More than that, they’re completely self-effacing. They don’t just want to die, they want to live without having to face themselves. Dee constructs herself entirely as her job. She’s the voice that tells them to come home. Completely anonymous, without agency or responsibility, without even a face to go with it. Lee, despite his song and dance about forgiveness and process and blah blah whatever, never says a fucking word before, during, or after the non-judicial execution of Zarek, but stands there and watches as his father blows his shadow self to pieces. Who’s Captain Apollo? He’s just a nickname. A title and a call sign, replaceable and unreal.

They gravitate together and try to pull each other back from the brink, because they are each other’s chances to convince themselves that they are worth saving. And it does not work. So they try to lose themselves in each other, before it’s all over.

and in each other’s shadows we grew less and less tall
and eventually our theories couldn’t explain it all

This pulls in my less-than-flattering minority opinion of Bill, in a crucial way. Dee’s enchantment is with Bill entirely. That’s a giant part of the façade, Lee as the Adama heir and thus necessarily like Bill. Because you’re an Adama. That’s why I married you. If you’re into Bill and think Lee should aspire to be like him, it looks like encouragement. Cool. If you think Lee is enough like Bill that becoming his father is self-actualization for him, it probably reads like a rallying show of support. Fair enough.

But what if you take all that out of the equation? If Lee is mama’s boy (and oh, he is, no matter how hard he stomps away from Laura) and better off that way? Lee has some of the same flaws as his father, it’s true, but he’s done more to fight them even this early in the story than Bill ever has or will, and Dee inadvertently but completely invalidates all of that effort when he’s more vulnerable than she seems to ever entirely understand. You’re an Adama, you’re like him, and the best I expect from you is to hollow yourself out and be less than what you are. Their joint attempt to turn Lee into his father renders her a helpmeet, and him someone who needs help, along this journey they shouldn’t be on in the first place.

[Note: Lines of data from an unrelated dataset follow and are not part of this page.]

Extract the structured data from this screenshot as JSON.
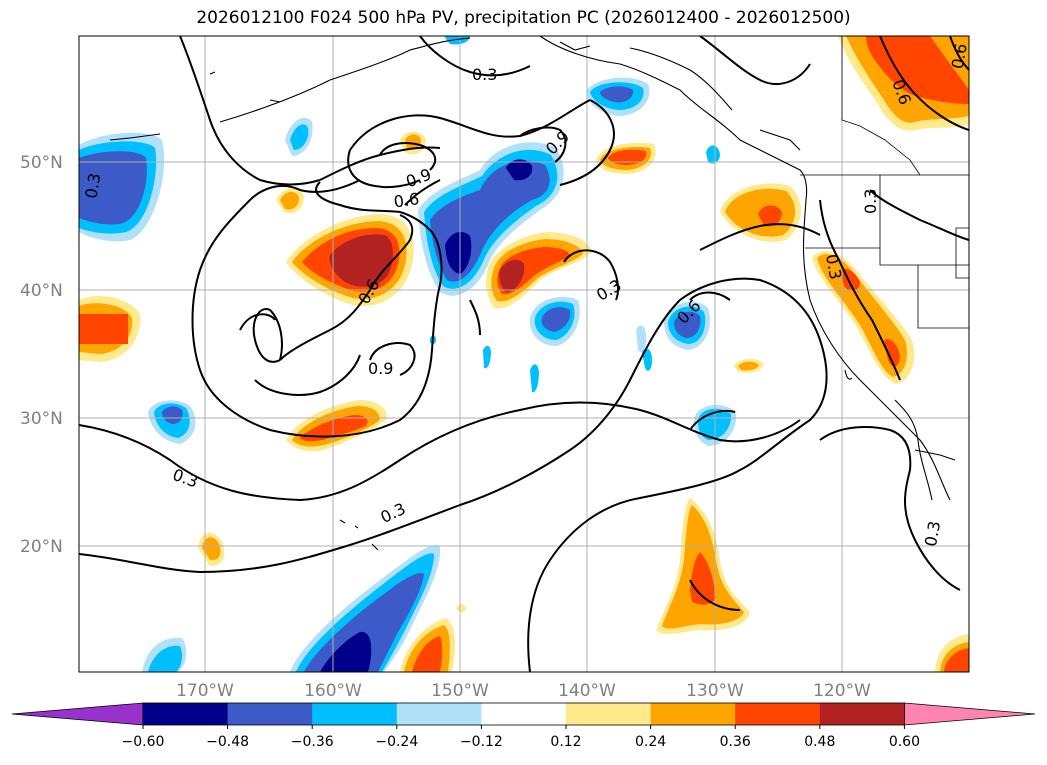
{
  "title": "2026012100 F024 500 hPa PV, precipitation PC (2026012400 - 2026012500)",
  "map": {
    "lat_labels": [
      "50°N",
      "40°N",
      "30°N",
      "20°N"
    ],
    "lon_labels": [
      "170°W",
      "160°W",
      "150°W",
      "140°W",
      "130°W",
      "120°W"
    ],
    "contour_labels": [
      "0.3",
      "0.9",
      "0.9",
      "0.6",
      "0.6",
      "0.3",
      "0.6",
      "0.9",
      "0.3",
      "0.3",
      "0.6",
      "0.3",
      "0.3",
      "0.6",
      "0.3",
      "0.3"
    ],
    "colors": {
      "contour": "#000000",
      "coast": "#000000",
      "grid": "#b0b0b0"
    }
  },
  "colorbar": {
    "ticks": [
      "−0.60",
      "−0.48",
      "−0.36",
      "−0.24",
      "−0.12",
      "0.12",
      "0.24",
      "0.36",
      "0.48",
      "0.60"
    ],
    "colors": [
      "#9932cc",
      "#00008b",
      "#3c5ac8",
      "#00bfff",
      "#b0e0fa",
      "#ffffff",
      "#ffe98a",
      "#ffa500",
      "#ff4500",
      "#b22222",
      "#ff85b0"
    ]
  }
}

I’m recording our history now on the bedroom wall
and when we leave the landlord will come and paint over it all

And in Crossroads, she walks off with his last tie to Galactica. But he left her just as surely, when he shattered her illusion and showed the world that he is not an empty uniform, but a man, both good and flawed. That type of honesty wasn’t what either of them signed on for. They both abandoned ship, and they stand next to each other like strangers during the hostage crisis.

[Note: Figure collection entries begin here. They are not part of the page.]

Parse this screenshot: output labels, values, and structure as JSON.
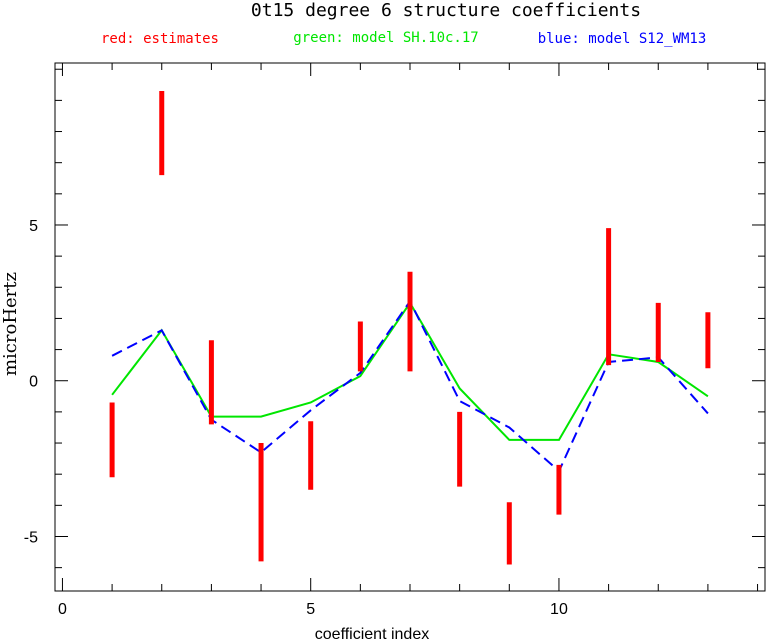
{
  "chart_data": {
    "type": "line",
    "title": "0t15 degree 6 structure coefficients",
    "legend": [
      {
        "label": "red: estimates",
        "color": "#ff0000"
      },
      {
        "label": "green: model SH.10c.17",
        "color": "#00e600"
      },
      {
        "label": "blue: model S12_WM13",
        "color": "#0000ff"
      }
    ],
    "xlabel": "coefficient index",
    "ylabel": "microHertz",
    "xlim": [
      -0.15,
      14.15
    ],
    "ylim": [
      -6.75,
      10.2
    ],
    "x_ticks": [
      0,
      5,
      10
    ],
    "y_ticks": [
      -5,
      0,
      5
    ],
    "x_minor_step": 1,
    "y_minor_step": 1,
    "estimates": {
      "name": "estimates",
      "color": "#ff0000",
      "ranges": [
        {
          "x": 1,
          "low": -3.1,
          "high": -0.7
        },
        {
          "x": 2,
          "low": 6.6,
          "high": 9.3
        },
        {
          "x": 3,
          "low": -1.4,
          "high": 1.3
        },
        {
          "x": 4,
          "low": -5.8,
          "high": -2.0
        },
        {
          "x": 5,
          "low": -3.5,
          "high": -1.3
        },
        {
          "x": 6,
          "low": 0.3,
          "high": 1.9
        },
        {
          "x": 7,
          "low": 0.3,
          "high": 3.5
        },
        {
          "x": 8,
          "low": -3.4,
          "high": -1.0
        },
        {
          "x": 9,
          "low": -5.9,
          "high": -3.9
        },
        {
          "x": 10,
          "low": -4.3,
          "high": -2.7
        },
        {
          "x": 11,
          "low": 0.5,
          "high": 4.9
        },
        {
          "x": 12,
          "low": 0.6,
          "high": 2.5
        },
        {
          "x": 13,
          "low": 0.4,
          "high": 2.2
        }
      ]
    },
    "series": [
      {
        "name": "model SH.10c.17",
        "color": "#00e600",
        "style": "solid",
        "x": [
          1,
          2,
          3,
          4,
          5,
          6,
          7,
          8,
          9,
          10,
          11,
          12,
          13
        ],
        "values": [
          -0.45,
          1.62,
          -1.15,
          -1.15,
          -0.7,
          0.15,
          2.5,
          -0.25,
          -1.9,
          -1.9,
          0.85,
          0.6,
          -0.5
        ]
      },
      {
        "name": "model S12_WM13",
        "color": "#0000ff",
        "style": "dashed",
        "x": [
          1,
          2,
          3,
          4,
          5,
          6,
          7,
          8,
          9,
          10,
          11,
          12,
          13
        ],
        "values": [
          0.8,
          1.62,
          -1.25,
          -2.3,
          -0.95,
          0.25,
          2.55,
          -0.65,
          -1.5,
          -2.9,
          0.6,
          0.75,
          -1.05
        ]
      }
    ]
  }
}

and I am walking out in the rain
and I am listening to the low moan of the dial tone again
and I am getting nowhere with you
and I can't let it go, and I can't get though

They’re fighting so desperately against the inevitable, because they see it all too clearly and can’t tolerate it. They’re painful to watch because we all do it to some extent. All of it has happened before and all of it will happen again, but we all run out and make the call, because if you make yourself feel the rain on your face you might forget the flood, because if you’re listening to the dial tone you don’t hear the absence of a voice, because for the moment you say ‘til death do us part you might be able to drown out the conscious certainty that another calamity is just around the corner.

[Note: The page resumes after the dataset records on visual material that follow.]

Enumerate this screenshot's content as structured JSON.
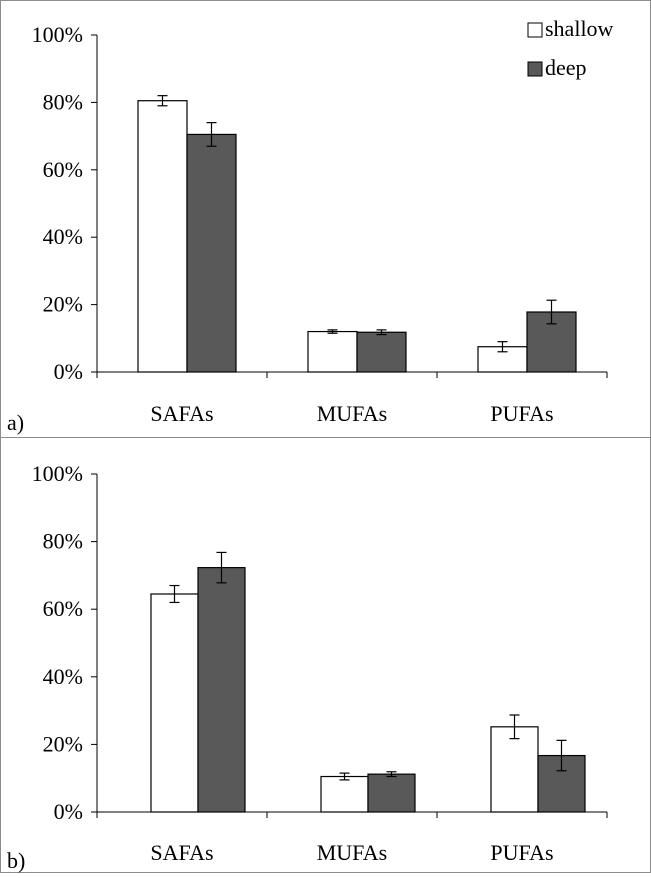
{
  "colors": {
    "shallow": "#ffffff",
    "deep": "#595959",
    "outline": "#000000",
    "frame": "#8c8c8c"
  },
  "legend": {
    "items": [
      {
        "label": "shallow",
        "color": "#ffffff"
      },
      {
        "label": "deep",
        "color": "#595959"
      }
    ],
    "placement": "top-right"
  },
  "chart_data": [
    {
      "type": "bar",
      "panel_label": "a)",
      "categories": [
        "SAFAs",
        "MUFAs",
        "PUFAs"
      ],
      "series": [
        {
          "name": "shallow",
          "values": [
            80.5,
            12.0,
            7.5
          ],
          "errors": [
            1.5,
            0.5,
            1.5
          ]
        },
        {
          "name": "deep",
          "values": [
            70.5,
            11.8,
            17.8
          ],
          "errors": [
            3.5,
            0.7,
            3.5
          ]
        }
      ],
      "yticks": [
        "0%",
        "20%",
        "40%",
        "60%",
        "80%",
        "100%"
      ],
      "ylim": [
        0,
        100
      ],
      "grid": false
    },
    {
      "type": "bar",
      "panel_label": "b)",
      "categories": [
        "SAFAs",
        "MUFAs",
        "PUFAs"
      ],
      "series": [
        {
          "name": "shallow",
          "values": [
            64.5,
            10.5,
            25.2
          ],
          "errors": [
            2.5,
            1.0,
            3.5
          ]
        },
        {
          "name": "deep",
          "values": [
            72.3,
            11.2,
            16.7
          ],
          "errors": [
            4.5,
            0.7,
            4.5
          ]
        }
      ],
      "yticks": [
        "0%",
        "20%",
        "40%",
        "60%",
        "80%",
        "100%"
      ],
      "ylim": [
        0,
        100
      ],
      "grid": false
    }
  ]
}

So now both hands, please use both hands
oh no, don’t close your eyes

God, the desperate hiding of the even more furious desperation to be seen and loved. They kill me.

and I am writing graffiti on your body

For all that, do they ever take off their rings? Something so weightless, so indefinite, so illusory. And yet, an illusion must be visible. They want to have been changed somehow by this failed experiment in creating love. It’s not what they were looking for, and it’s not what any of us wants. And isn’t that the whole point? Isn’t that the whole story with the Cylons? How deep can you make your illusions, before they take on a life of their own and destroy you completely? When does the illusion itself become a work of art, worth recognition for its own sake, even if it must be destroyed?

It is a lie, a tall tale exquisite in its ordinariness, a story within a story. It is the utterly heartwrenching story of how hard they tried.